There were several hiking trails so we headed out on one of them.

The girls head down the trail and across Oak Creek.

The trail paralleled Oak Creek. It was surprisingly lush considering that we are in semi-desert, and our understanding is that it essentially doesn't rain at this time of year. The sand must be so permeable that the plants get water from the creek.

Here the trail crosses back over Oak Creek. The attractive small creek is essential for the life of this area. Hmm! I wonder what Elyse is going to do with that rock.
The girls head up the rocky trail on the other side of the creek. Elyse is now sans rock.

The creek was an attractive place to explore further. The girls come running back across the bridge after further exploration.

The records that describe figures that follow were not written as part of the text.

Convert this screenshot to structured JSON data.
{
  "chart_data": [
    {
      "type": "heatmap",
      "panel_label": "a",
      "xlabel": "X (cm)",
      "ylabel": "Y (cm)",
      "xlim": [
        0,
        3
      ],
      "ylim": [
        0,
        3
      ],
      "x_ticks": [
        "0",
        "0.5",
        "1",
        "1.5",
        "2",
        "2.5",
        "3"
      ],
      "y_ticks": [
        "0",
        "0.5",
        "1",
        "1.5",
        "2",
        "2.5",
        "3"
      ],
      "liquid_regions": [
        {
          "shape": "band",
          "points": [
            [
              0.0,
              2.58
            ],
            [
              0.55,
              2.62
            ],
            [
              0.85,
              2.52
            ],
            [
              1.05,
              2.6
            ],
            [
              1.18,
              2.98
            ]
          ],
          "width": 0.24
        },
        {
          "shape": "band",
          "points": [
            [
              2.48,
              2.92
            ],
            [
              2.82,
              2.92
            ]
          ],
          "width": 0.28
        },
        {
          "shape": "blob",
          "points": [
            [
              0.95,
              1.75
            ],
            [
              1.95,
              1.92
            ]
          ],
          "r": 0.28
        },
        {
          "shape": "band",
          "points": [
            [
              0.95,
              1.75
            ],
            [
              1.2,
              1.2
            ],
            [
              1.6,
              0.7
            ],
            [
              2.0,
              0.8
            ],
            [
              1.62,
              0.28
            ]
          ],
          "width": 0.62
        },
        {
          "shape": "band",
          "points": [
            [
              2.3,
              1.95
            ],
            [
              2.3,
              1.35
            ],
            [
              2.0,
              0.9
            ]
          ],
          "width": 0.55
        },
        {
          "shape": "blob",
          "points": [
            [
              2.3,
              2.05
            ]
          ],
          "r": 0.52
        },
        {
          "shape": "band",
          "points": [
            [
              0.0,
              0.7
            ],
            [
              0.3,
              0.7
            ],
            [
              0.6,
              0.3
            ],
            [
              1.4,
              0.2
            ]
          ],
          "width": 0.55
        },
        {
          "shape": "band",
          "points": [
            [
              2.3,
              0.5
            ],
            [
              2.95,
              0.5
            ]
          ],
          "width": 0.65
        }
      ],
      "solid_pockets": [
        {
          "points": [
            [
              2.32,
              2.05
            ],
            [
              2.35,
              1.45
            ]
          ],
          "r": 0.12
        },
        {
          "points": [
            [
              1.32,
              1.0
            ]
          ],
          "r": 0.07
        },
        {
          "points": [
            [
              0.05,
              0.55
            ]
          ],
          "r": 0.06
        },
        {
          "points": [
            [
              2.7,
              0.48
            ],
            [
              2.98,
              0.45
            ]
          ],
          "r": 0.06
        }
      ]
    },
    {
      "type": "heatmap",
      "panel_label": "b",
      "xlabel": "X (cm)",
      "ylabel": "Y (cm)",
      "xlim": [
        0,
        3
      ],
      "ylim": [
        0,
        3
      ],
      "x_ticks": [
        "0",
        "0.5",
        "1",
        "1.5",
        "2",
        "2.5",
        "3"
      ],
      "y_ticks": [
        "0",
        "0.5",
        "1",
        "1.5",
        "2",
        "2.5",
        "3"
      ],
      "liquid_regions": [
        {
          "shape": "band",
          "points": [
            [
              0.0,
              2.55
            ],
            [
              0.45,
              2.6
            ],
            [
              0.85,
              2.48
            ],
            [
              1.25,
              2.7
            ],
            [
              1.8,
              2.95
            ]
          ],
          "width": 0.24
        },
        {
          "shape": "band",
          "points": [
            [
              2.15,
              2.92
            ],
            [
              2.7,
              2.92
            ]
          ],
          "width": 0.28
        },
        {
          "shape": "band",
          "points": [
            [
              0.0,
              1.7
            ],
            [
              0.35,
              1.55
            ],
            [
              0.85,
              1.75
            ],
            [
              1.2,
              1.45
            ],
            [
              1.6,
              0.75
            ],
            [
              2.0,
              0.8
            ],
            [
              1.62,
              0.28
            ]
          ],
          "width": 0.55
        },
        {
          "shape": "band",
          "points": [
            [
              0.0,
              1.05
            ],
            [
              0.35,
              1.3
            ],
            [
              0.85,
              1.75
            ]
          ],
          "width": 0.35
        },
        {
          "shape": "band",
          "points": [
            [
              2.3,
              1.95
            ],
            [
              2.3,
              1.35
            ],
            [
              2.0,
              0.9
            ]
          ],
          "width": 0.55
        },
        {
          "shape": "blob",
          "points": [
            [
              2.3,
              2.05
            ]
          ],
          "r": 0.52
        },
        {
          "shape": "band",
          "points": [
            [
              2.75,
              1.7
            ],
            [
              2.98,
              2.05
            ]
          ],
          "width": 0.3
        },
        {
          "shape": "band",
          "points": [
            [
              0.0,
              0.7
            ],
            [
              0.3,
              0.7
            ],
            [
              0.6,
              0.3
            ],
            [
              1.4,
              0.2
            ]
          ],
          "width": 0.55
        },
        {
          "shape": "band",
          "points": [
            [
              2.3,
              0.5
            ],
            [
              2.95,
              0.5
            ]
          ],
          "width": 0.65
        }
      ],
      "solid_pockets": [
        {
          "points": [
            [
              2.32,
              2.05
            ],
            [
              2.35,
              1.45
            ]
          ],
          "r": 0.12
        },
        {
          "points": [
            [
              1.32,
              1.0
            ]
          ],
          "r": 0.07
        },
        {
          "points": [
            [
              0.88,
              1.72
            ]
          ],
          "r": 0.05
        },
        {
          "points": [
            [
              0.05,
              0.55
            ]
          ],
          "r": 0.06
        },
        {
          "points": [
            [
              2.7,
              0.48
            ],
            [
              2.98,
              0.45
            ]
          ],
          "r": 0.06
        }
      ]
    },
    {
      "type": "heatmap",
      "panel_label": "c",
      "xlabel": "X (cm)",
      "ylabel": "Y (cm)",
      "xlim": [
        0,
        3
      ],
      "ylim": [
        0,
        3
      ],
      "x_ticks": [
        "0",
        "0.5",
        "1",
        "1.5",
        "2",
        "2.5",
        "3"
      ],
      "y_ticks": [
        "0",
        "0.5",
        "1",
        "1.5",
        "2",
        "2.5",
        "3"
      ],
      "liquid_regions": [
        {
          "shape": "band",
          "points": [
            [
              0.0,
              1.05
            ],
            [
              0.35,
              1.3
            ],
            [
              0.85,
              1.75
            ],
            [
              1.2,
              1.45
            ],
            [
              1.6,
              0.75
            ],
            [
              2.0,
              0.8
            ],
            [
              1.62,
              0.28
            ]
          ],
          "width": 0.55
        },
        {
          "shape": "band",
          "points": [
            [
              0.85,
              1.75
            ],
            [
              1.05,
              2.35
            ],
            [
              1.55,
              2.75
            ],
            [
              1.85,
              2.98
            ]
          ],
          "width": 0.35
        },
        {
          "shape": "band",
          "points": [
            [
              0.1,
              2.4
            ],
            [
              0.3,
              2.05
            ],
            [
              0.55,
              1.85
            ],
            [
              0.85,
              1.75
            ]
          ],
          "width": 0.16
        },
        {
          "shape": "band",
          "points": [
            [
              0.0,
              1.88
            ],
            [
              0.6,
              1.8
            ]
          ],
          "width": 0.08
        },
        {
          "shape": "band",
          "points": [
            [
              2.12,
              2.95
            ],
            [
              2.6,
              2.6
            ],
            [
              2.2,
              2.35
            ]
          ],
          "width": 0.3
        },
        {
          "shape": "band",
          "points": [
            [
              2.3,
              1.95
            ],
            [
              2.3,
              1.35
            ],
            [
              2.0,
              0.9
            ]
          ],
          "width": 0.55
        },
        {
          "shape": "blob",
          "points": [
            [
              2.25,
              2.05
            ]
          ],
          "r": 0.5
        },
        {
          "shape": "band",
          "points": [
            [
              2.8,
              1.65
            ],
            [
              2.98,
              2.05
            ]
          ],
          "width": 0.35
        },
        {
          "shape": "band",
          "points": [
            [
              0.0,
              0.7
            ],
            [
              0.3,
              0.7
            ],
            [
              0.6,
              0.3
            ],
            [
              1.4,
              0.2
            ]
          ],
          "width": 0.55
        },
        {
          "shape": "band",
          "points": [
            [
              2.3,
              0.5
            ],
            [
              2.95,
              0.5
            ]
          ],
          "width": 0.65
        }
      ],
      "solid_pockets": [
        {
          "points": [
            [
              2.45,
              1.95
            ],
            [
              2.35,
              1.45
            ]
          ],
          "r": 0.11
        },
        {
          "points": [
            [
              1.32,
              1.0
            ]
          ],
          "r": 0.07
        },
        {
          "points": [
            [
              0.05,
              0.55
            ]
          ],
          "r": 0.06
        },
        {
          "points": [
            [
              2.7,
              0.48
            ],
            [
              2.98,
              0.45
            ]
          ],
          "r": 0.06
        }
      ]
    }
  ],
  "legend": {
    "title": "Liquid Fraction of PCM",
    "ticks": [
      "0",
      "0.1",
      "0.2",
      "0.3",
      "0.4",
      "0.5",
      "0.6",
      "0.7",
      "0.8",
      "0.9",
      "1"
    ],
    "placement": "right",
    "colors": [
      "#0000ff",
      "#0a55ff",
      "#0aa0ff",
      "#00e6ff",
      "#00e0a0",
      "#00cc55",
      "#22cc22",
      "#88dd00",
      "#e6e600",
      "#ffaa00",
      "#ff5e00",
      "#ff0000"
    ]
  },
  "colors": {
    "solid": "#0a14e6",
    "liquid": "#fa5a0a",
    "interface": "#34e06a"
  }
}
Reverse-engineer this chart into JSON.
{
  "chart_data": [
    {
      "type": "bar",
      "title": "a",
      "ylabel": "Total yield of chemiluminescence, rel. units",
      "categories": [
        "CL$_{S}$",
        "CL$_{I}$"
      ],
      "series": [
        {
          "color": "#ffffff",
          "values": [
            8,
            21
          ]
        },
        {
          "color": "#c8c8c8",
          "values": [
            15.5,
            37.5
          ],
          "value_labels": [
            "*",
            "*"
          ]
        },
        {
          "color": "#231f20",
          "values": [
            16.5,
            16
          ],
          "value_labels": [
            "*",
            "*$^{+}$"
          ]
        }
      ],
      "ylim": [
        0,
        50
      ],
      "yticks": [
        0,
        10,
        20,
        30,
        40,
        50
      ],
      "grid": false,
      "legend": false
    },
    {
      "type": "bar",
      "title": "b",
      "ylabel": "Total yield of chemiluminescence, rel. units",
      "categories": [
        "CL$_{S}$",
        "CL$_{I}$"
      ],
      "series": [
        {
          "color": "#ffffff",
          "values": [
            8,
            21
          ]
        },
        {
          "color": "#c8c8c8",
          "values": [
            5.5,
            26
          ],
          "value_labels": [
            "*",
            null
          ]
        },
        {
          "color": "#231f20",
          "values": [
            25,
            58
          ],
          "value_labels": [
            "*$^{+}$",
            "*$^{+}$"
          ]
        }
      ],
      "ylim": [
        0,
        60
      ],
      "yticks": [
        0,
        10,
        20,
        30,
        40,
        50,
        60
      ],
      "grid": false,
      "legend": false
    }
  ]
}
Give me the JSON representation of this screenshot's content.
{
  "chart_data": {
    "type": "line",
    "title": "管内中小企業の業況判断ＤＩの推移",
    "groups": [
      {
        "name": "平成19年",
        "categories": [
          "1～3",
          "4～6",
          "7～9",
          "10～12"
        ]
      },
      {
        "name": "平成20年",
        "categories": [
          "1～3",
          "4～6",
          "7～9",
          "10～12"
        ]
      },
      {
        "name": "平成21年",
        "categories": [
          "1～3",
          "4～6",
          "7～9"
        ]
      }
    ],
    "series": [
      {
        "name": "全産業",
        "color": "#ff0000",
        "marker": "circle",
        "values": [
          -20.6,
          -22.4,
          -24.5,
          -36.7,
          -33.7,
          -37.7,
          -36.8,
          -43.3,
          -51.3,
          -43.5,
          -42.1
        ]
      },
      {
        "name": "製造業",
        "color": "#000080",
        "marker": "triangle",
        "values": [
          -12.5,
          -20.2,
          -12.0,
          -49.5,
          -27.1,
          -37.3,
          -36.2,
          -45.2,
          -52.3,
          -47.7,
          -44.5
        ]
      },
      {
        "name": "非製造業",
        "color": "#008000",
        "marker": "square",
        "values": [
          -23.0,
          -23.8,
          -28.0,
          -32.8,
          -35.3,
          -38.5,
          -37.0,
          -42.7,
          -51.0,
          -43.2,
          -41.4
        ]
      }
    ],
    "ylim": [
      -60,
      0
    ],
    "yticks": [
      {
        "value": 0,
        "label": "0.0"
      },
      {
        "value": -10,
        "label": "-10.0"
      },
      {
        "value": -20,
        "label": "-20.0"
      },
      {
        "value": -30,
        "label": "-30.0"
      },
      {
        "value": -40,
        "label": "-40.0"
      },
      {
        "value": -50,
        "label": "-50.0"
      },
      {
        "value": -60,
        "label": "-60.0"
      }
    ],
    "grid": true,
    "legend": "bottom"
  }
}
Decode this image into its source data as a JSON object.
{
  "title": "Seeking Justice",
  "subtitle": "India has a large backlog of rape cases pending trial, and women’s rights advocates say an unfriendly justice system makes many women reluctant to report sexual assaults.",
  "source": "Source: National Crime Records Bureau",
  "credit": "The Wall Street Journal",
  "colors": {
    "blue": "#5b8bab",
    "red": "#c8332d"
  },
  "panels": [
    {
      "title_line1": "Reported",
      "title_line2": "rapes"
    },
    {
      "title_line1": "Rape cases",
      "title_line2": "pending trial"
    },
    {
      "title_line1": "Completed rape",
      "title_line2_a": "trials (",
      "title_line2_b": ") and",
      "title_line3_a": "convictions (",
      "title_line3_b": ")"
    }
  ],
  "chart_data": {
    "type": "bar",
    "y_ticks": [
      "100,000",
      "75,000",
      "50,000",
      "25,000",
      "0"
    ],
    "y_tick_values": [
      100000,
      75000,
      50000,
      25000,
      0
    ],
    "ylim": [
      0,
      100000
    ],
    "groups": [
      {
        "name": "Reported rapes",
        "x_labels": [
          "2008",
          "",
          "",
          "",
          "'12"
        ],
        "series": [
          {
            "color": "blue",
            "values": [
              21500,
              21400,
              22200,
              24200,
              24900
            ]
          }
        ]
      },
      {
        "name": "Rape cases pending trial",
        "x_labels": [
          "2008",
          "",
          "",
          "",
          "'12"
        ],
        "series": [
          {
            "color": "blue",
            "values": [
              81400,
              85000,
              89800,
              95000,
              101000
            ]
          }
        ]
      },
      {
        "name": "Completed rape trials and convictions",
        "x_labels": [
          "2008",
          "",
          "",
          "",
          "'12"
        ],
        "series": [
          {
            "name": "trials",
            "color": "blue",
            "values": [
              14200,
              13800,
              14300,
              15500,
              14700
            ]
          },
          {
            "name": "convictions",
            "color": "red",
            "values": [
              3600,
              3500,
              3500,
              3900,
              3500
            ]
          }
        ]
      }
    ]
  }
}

There weren't a lot of flowers in the park, but such as there were did add to the beauty of things, as did the delicate purple dragonfly. The white daisies were like our daisy fleabane in Georgia. There was a whole field of the hard yellow berries that grow on the small sticker bush. We have a similar plant in Georgia and I've seen them many places. In the open field they were all dried, but the blue blooms still persisted on some nearer the creek where they had access to water. You could have gathered a bushel of the yellow berries in the open field - they were everywhere.

We left Red Rock State Park a little after 2pm and at about 3pm we were north of Sedona and getting some more nice views of the red rock formations.

We said goodbye to the nice red rock formations and entered a different world. We drove up the winding Oak Creek canyon and then ascended on an amazing set of switchbacks up to the top of the narrow wooded canyon.

We looked down into the deep canyon from the top, and then discovered the road on which we had driven up the canyon as seen at left.

On the top edge of the canyon we were at a scenic overlook called "Oak Creek Vista", and when we moved to a different point of it we could see some of the switchbacks we had taken to climb out of the deep canyon.

We could see the road at four different points, and seeing motion through the trees we could tell that there was a fifth point at extreme left. Quite a collection of curves!

We had actually driven this route before on the end of our day of exploration of Petrified Forest back in 1982. The road wasn't nearly as well-engineered then, and we were driving our 1972 VW Camper.

We had driven for about an hour and ten minutes to get here from Red Rock Park, so were in need of a stretch. Jeff proposed a race down the nice walking path, and the four of them took off. Of course Brenda had to stay with Elyse, and my excuse was that of course I had to take pictures of the event.

The San Francisco Peaks

Just north of here we rejoined I-17 and went the short distance north to Flagstaff and then west on I-40 to Williams. The only real surprise along the way was seeing snow on tops of the peaks. We found out that these were the San Francisco Peaks located about seven miles north of Flagstaff and topping out at 11,500 feet. There is a famous ski resort there called the Arizona Snowbowl.

We had time to settle into our motel rooms and then walk down the street to a restaurant for a nice dinner together. We had decided to make tomorrow our early run for the sunrise at Grand Canyon, so we settled in early.